You will likely die, but probably not because of a nanotech holocaust initiated by a god-like machine superintelligence. Instead you will probably die when you simply can no longer afford the tech required to continue living. If AI does end up causing humanity’s extinction, it will probably be the result of a slow more prosaic process of gradually out-competing us economically. AGI is not inherently mortal and can afford patience, unlike us mere humans.

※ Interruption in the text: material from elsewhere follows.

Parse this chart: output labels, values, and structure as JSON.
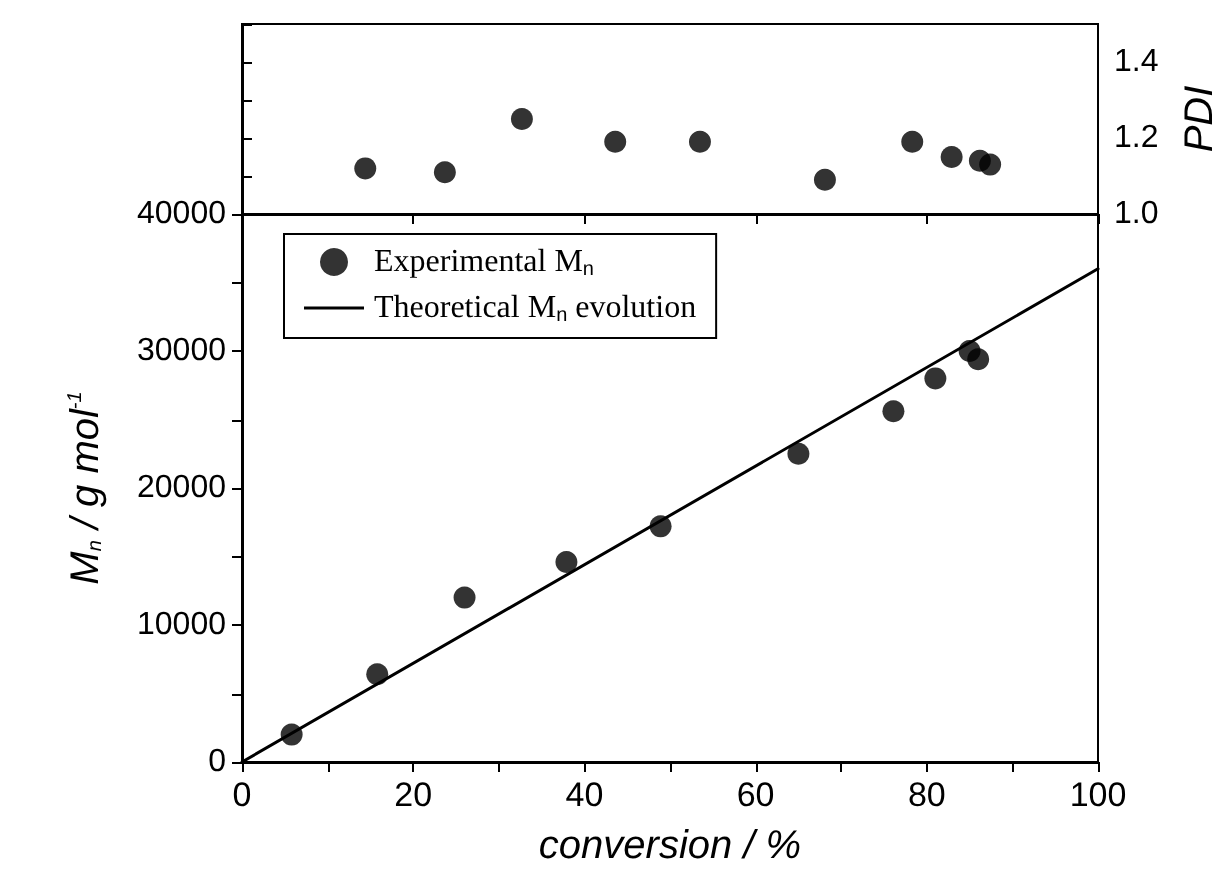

The turing transition: brains evolved linguistic symbolic communication which permits compressing and sharing thoughts across brains, forming a new layer of networked social computational organization and allowing minds to emerge as software entities. This is a one time transition, as there is nothing more universal/general than a turing machine.
Neuromorphic computing is the main eventual long-term threat to current GPUs/accelerators and a continuation of the trend of embedding efficient matrix ops into the hardware, but it is unlikely to completely replace them for various reasons, and I don’t expect it to be very viable until traditional moore’s law has mostly ended.